I take a lot of pictures and tend to keep all the RAW files that are not absolute garbage or test shots. @40-50MB per piece, It goes pretty quick.

[–] Quasi_Evil@alien.top 1 points 1 year ago

Pushing 7TB here. Everything I've shot over the last 40 years, both on digital (RAW) and digitized film, plus the scanned slides of about 4 other people and my extensive historic slide/negative collection. I don't ever trash anything, except for the rare instance that my shutter release gets hit accidentally and I get a burst of 15 out-of-focus boot pictures.

[–] jumper34017@alien.top 0 points 1 year ago (1 children)

Safe deposit box at a local bank.

[–] kuhas@alien.top 1 points 1 year ago (1 children)

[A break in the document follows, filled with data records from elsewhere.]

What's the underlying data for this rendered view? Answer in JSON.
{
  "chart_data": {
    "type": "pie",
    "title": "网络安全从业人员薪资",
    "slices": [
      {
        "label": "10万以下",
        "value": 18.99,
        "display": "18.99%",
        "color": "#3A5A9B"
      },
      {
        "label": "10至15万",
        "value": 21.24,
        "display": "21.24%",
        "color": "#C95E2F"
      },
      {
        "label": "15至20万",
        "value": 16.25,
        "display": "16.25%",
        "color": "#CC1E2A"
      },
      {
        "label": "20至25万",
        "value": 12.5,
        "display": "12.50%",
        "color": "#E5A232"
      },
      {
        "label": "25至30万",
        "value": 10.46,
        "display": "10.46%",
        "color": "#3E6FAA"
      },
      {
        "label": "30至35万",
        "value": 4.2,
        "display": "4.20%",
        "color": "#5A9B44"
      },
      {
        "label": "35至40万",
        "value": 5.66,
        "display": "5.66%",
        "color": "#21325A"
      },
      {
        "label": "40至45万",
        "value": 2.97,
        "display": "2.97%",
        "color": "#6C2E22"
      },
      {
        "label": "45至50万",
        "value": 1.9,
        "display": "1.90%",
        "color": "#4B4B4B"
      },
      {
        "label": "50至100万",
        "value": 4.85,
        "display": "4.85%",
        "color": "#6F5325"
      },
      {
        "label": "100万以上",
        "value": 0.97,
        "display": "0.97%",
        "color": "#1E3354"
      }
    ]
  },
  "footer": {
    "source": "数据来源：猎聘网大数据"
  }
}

Aren't magnetic forces a concern? Is it SSD or a standard drive?

[–] poatoesmustdie@alien.top 1 points 1 year ago

Not sure what kind of safetybox you got in your bank but over here they are just plain steel containers vary in size depending on what you pay. I got a couple of them though the service becomes less and less common over here. I don't see how storing drives in there would be a risk, just a hassle to keep them up to date.

Personally I just dropped a Synology at my parents place. They have a 1GB up/down line for watching her youtube video's and every week of my critical data they receive a copy. Relatively low cost, low power and easy to use.